Niemand außer Charlie.
Natürlich war es ihr gegenüber nicht fair. Sie hätte sein Vertrauen verdient, nachdem sie sich schon so lange gut schlug. Für ihn würde sie allerdings niemals ganz gesund sein. Wenn er die Augen schloss, sah er sie wieder in ihrer schlechtesten Version ihrer selbst vor sich. In seinem Kopf verwandelte sie sich in die zitternde, verängstigte Frau, die für den nächsten Schuss alles aufs Spiel gesetzt hätte.
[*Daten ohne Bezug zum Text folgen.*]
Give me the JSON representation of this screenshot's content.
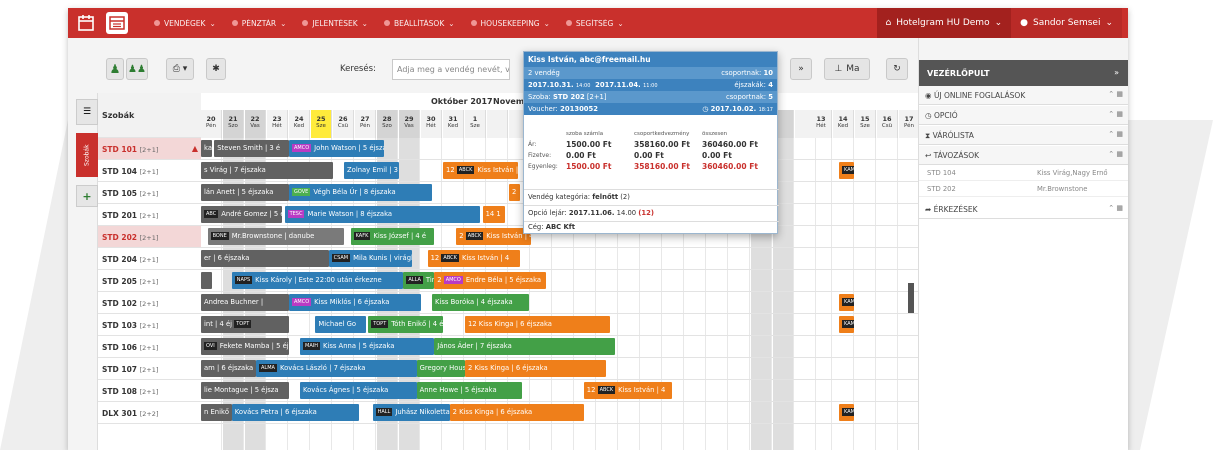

Er hatte damals nicht genug auf sie achtgegeben, aber dieser Fehler würde ihm nicht noch einmal passieren.
Sie versuchte, sich von ihm freizumachen, um die Diskussion fortzusetzen, doch er war nicht in der Lage, sie loszulassen. Er schlang seine Arme noch ein wenig fester um sie.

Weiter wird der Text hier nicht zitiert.